In Blea v. Barnhart, 466 F.3d 903, 914 (10th Cir. 2006), the Tenth Circuit held that an ALJ must consider third-party testimony in reaching a disability decision. In Blea, plaintiff argued that remand was necessary because the ALJ failed to discuss or consider lay testimony of his wife. Id. The Commissioner’s decision did not mention any details of her testimony, or mention that she had testified regarding the nature and severity of plaintiff’s impairments. Id. The Commissioner argued that the ALJ was not required to make written findings about each witness’s credibility. Id. The Tenth Circuit ruled, however, that the ALJ is excused from making specific written findings of credibility only if “the written decision reflects that the ALJ considered the testimony.” Id. at 915 (quoting Adams v. Chater, 93 F.3d 712, 715 (10th Cir. 1996)).

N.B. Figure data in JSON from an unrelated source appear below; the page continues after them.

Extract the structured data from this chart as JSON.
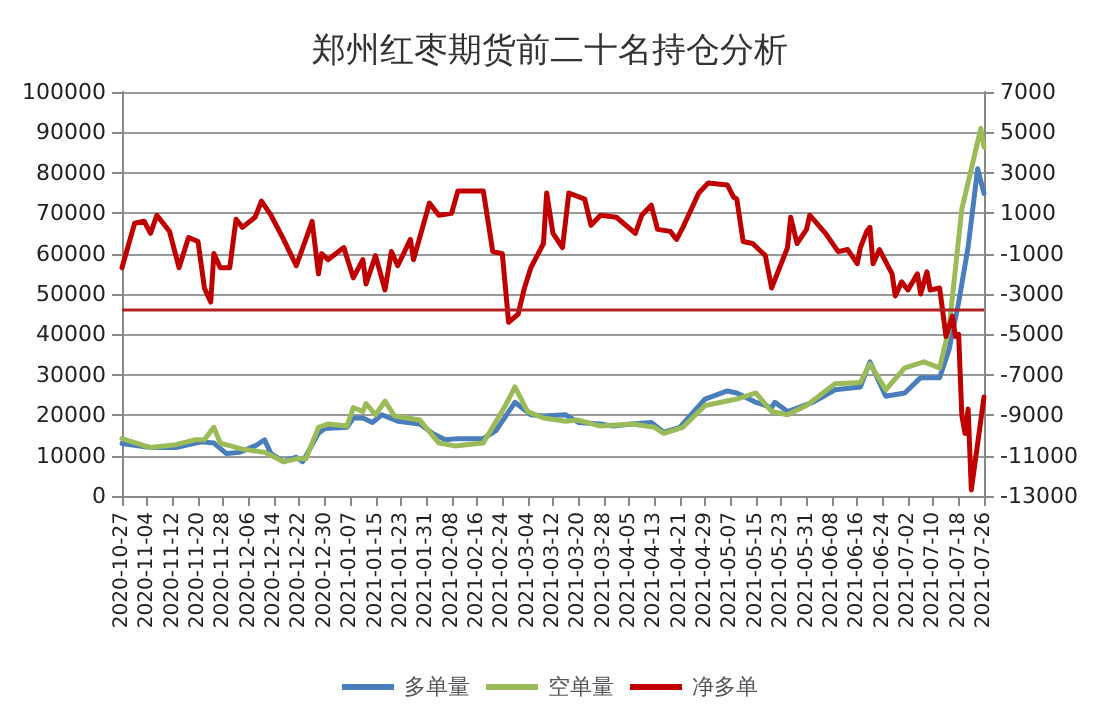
{
  "chart_data": {
    "type": "line",
    "title": "郑州红枣期货前二十名持仓分析",
    "xlim": [
      "2020-10-27",
      "2021-07-26"
    ],
    "xticks": [
      "2020-10-27",
      "2020-11-04",
      "2020-11-12",
      "2020-11-20",
      "2020-11-28",
      "2020-12-06",
      "2020-12-14",
      "2020-12-22",
      "2020-12-30",
      "2021-01-07",
      "2021-01-15",
      "2021-01-23",
      "2021-01-31",
      "2021-02-08",
      "2021-02-16",
      "2021-02-24",
      "2021-03-04",
      "2021-03-12",
      "2021-03-20",
      "2021-03-28",
      "2021-04-05",
      "2021-04-13",
      "2021-04-21",
      "2021-04-29",
      "2021-05-07",
      "2021-05-15",
      "2021-05-23",
      "2021-05-31",
      "2021-06-08",
      "2021-06-16",
      "2021-06-24",
      "2021-07-02",
      "2021-07-10",
      "2021-07-18",
      "2021-07-26"
    ],
    "ylim": [
      0,
      100000
    ],
    "yticks": [
      0,
      10000,
      20000,
      30000,
      40000,
      50000,
      60000,
      70000,
      80000,
      90000,
      100000
    ],
    "y2lim": [
      -13000,
      7000
    ],
    "y2ticks": [
      -13000,
      -11000,
      -9000,
      -7000,
      -5000,
      -3000,
      -1000,
      1000,
      3000,
      5000,
      7000
    ],
    "grid": "y",
    "legend": "bottom",
    "marker": "none",
    "line_style": "solid",
    "ref_lines": [
      {
        "axis": "y",
        "value": 46000,
        "color": "#b22222"
      }
    ],
    "series": [
      {
        "name": "多单量",
        "color": "#4a7ebb",
        "x": [
          "2020-10-27",
          "2020-11-05",
          "2020-11-13",
          "2020-11-21",
          "2020-11-25",
          "2020-11-29",
          "2020-12-03",
          "2020-12-08",
          "2020-12-11",
          "2020-12-13",
          "2020-12-17",
          "2020-12-21",
          "2020-12-23",
          "2020-12-28",
          "2020-12-30",
          "2021-01-06",
          "2021-01-08",
          "2021-01-11",
          "2021-01-14",
          "2021-01-17",
          "2021-01-22",
          "2021-01-29",
          "2021-02-02",
          "2021-02-06",
          "2021-02-10",
          "2021-02-18",
          "2021-02-22",
          "2021-02-28",
          "2021-03-05",
          "2021-03-09",
          "2021-03-16",
          "2021-03-20",
          "2021-03-27",
          "2021-03-31",
          "2021-04-06",
          "2021-04-12",
          "2021-04-16",
          "2021-04-21",
          "2021-04-29",
          "2021-05-06",
          "2021-05-09",
          "2021-05-15",
          "2021-05-20",
          "2021-05-21",
          "2021-05-25",
          "2021-06-02",
          "2021-06-09",
          "2021-06-17",
          "2021-06-20",
          "2021-06-25",
          "2021-07-01",
          "2021-07-06",
          "2021-07-12",
          "2021-07-15",
          "2021-07-18",
          "2021-07-21",
          "2021-07-24",
          "2021-07-26"
        ],
        "values": [
          13000,
          12000,
          12000,
          13400,
          13100,
          10500,
          10800,
          12400,
          13900,
          10500,
          8500,
          9600,
          8500,
          15500,
          16700,
          17000,
          19300,
          19300,
          18200,
          20100,
          18500,
          17800,
          15500,
          13900,
          14200,
          14200,
          16200,
          23200,
          20100,
          19800,
          20100,
          18200,
          17800,
          17300,
          17800,
          18200,
          15800,
          17000,
          24000,
          26000,
          25500,
          23200,
          21900,
          23200,
          20900,
          23200,
          26300,
          27000,
          33200,
          24700,
          25500,
          29300,
          29300,
          36300,
          47900,
          61700,
          81000,
          74900
        ]
      },
      {
        "name": "空单量",
        "color": "#9bbb59",
        "x": [
          "2020-10-27",
          "2020-11-05",
          "2020-11-13",
          "2020-11-19",
          "2020-11-22",
          "2020-11-25",
          "2020-11-27",
          "2020-12-04",
          "2020-12-11",
          "2020-12-17",
          "2020-12-21",
          "2020-12-24",
          "2020-12-28",
          "2020-12-31",
          "2021-01-06",
          "2021-01-08",
          "2021-01-11",
          "2021-01-12",
          "2021-01-15",
          "2021-01-18",
          "2021-01-21",
          "2021-01-29",
          "2021-02-04",
          "2021-02-09",
          "2021-02-18",
          "2021-02-25",
          "2021-02-28",
          "2021-03-04",
          "2021-03-09",
          "2021-03-16",
          "2021-03-20",
          "2021-03-27",
          "2021-04-06",
          "2021-04-13",
          "2021-04-16",
          "2021-04-22",
          "2021-04-29",
          "2021-05-09",
          "2021-05-15",
          "2021-05-20",
          "2021-05-25",
          "2021-05-31",
          "2021-06-09",
          "2021-06-17",
          "2021-06-20",
          "2021-06-25",
          "2021-07-01",
          "2021-07-07",
          "2021-07-12",
          "2021-07-15",
          "2021-07-19",
          "2021-07-25",
          "2021-07-26"
        ],
        "values": [
          14200,
          12000,
          12700,
          13900,
          13900,
          17000,
          13100,
          11600,
          10800,
          8500,
          9200,
          9200,
          17000,
          17800,
          17300,
          21900,
          20900,
          22900,
          20100,
          23500,
          19800,
          18800,
          13100,
          12400,
          13100,
          22400,
          27000,
          20900,
          19300,
          18500,
          18800,
          17300,
          17800,
          17000,
          15500,
          17000,
          22400,
          24000,
          25500,
          20900,
          20100,
          22400,
          27800,
          28100,
          32700,
          26300,
          31700,
          33200,
          31700,
          41700,
          71000,
          91000,
          86400
        ]
      },
      {
        "name": "净多单",
        "color": "#c00000",
        "axis": "y2",
        "x": [
          "2020-10-27",
          "2020-10-31",
          "2020-11-03",
          "2020-11-05",
          "2020-11-07",
          "2020-11-11",
          "2020-11-14",
          "2020-11-17",
          "2020-11-20",
          "2020-11-22",
          "2020-11-24",
          "2020-11-25",
          "2020-11-27",
          "2020-11-30",
          "2020-12-02",
          "2020-12-04",
          "2020-12-08",
          "2020-12-10",
          "2020-12-13",
          "2020-12-17",
          "2020-12-21",
          "2020-12-24",
          "2020-12-26",
          "2020-12-28",
          "2020-12-29",
          "2020-12-31",
          "2021-01-05",
          "2021-01-08",
          "2021-01-11",
          "2021-01-12",
          "2021-01-15",
          "2021-01-18",
          "2021-01-20",
          "2021-01-22",
          "2021-01-26",
          "2021-01-27",
          "2021-02-01",
          "2021-02-04",
          "2021-02-08",
          "2021-02-10",
          "2021-02-18",
          "2021-02-21",
          "2021-02-24",
          "2021-02-26",
          "2021-03-01",
          "2021-03-03",
          "2021-03-05",
          "2021-03-09",
          "2021-03-10",
          "2021-03-12",
          "2021-03-15",
          "2021-03-17",
          "2021-03-22",
          "2021-03-24",
          "2021-03-27",
          "2021-04-01",
          "2021-04-07",
          "2021-04-09",
          "2021-04-12",
          "2021-04-14",
          "2021-04-18",
          "2021-04-20",
          "2021-04-22",
          "2021-04-27",
          "2021-04-30",
          "2021-05-06",
          "2021-05-08",
          "2021-05-09",
          "2021-05-11",
          "2021-05-14",
          "2021-05-18",
          "2021-05-20",
          "2021-05-25",
          "2021-05-26",
          "2021-05-28",
          "2021-05-31",
          "2021-06-01",
          "2021-06-06",
          "2021-06-10",
          "2021-06-13",
          "2021-06-16",
          "2021-06-17",
          "2021-06-19",
          "2021-06-20",
          "2021-06-21",
          "2021-06-23",
          "2021-06-27",
          "2021-06-28",
          "2021-06-30",
          "2021-07-02",
          "2021-07-05",
          "2021-07-06",
          "2021-07-08",
          "2021-07-09",
          "2021-07-12",
          "2021-07-14",
          "2021-07-16",
          "2021-07-17",
          "2021-07-18",
          "2021-07-19",
          "2021-07-20",
          "2021-07-21",
          "2021-07-22",
          "2021-07-26"
        ],
        "values": [
          -1700,
          500,
          600,
          0,
          900,
          100,
          -1700,
          -200,
          -400,
          -2700,
          -3400,
          -1000,
          -1700,
          -1700,
          700,
          300,
          800,
          1600,
          900,
          -300,
          -1600,
          -300,
          600,
          -2000,
          -1000,
          -1300,
          -700,
          -2200,
          -1300,
          -2500,
          -1100,
          -2800,
          -900,
          -1600,
          -300,
          -1300,
          1500,
          900,
          1000,
          2100,
          2100,
          -900,
          -1000,
          -4400,
          -4000,
          -2700,
          -1700,
          -500,
          2000,
          0,
          -700,
          2000,
          1700,
          400,
          900,
          800,
          0,
          900,
          1400,
          200,
          100,
          -300,
          300,
          2000,
          2500,
          2400,
          1800,
          1700,
          -400,
          -500,
          -1100,
          -2700,
          -700,
          800,
          -500,
          200,
          900,
          0,
          -900,
          -800,
          -1500,
          -700,
          100,
          300,
          -1500,
          -800,
          -2000,
          -3100,
          -2400,
          -2800,
          -2000,
          -3000,
          -1900,
          -2800,
          -2700,
          -5100,
          -4100,
          -5100,
          -5000,
          -9000,
          -9900,
          -8700,
          -12700,
          -8100
        ]
      }
    ]
  }
}
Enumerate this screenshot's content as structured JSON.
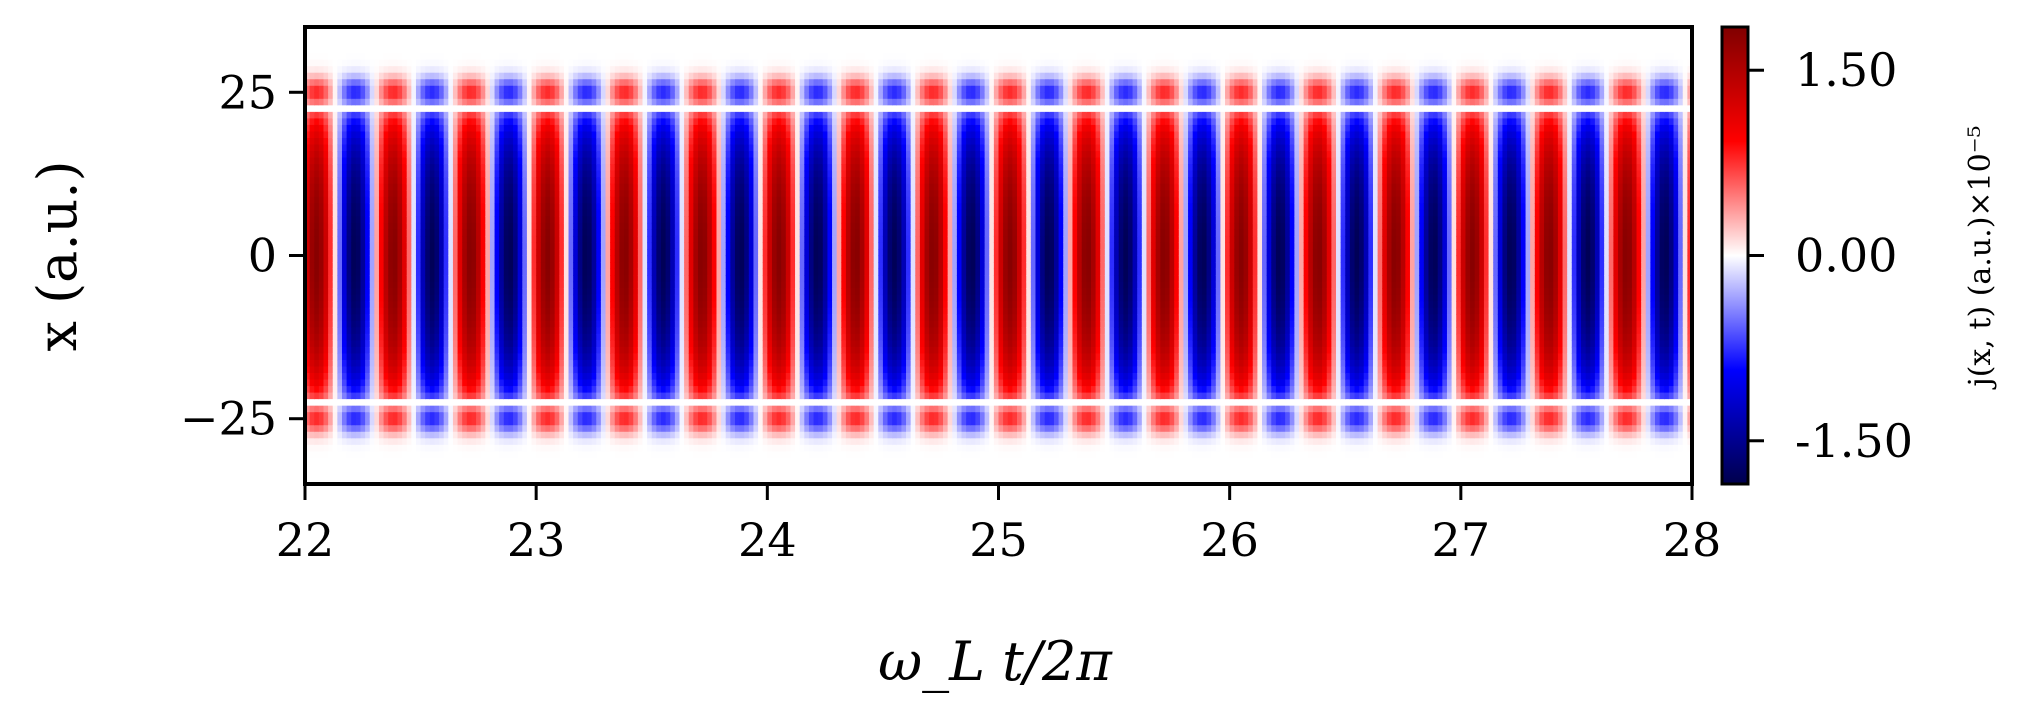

The Tenth Circuit noted that the ALJ had not mentioned the wife’s testimony or referred to its substance anywhere in the written decision, and concluded that it was “not at all clear” that the ALJ had considered her testimony. Id. The Tenth Circuit therefore remanded the case for the Commissioner to properly consider the wife’s testimony. Id. Thus, as Judge John W. Lungstrum recently noted, “[t]he law in the Tenth Circuit is clear with regard to opinion testimony or statements from lay witnesses such as spouses, parents, friends, and neighbors.” Dorrough v. Colvin, No. 12-2405-JWL, 2013 WL 4766804, at *10 (D. Kan. Sept. 4, 2013). The decision must reflect that the ALJ included the opinion in her consideration of disability, but she need not specify the particular weight accorded to that opinion. Id. Here, the ALJ written opinion did not mention the third-party testimony of plaintiff’s fiancé. Thus, as in Blea, the Court remands the case for the Commissioner to consider Ms. Bennett’s testimony.

IT IS THEREFORE ORDERED that the Commissioner’s decision is REVERSED, and that judgment shall be entered pursuant to the fourth sentence of 42 U.S.C. § 405(g) REMANDING the case for further proceedings.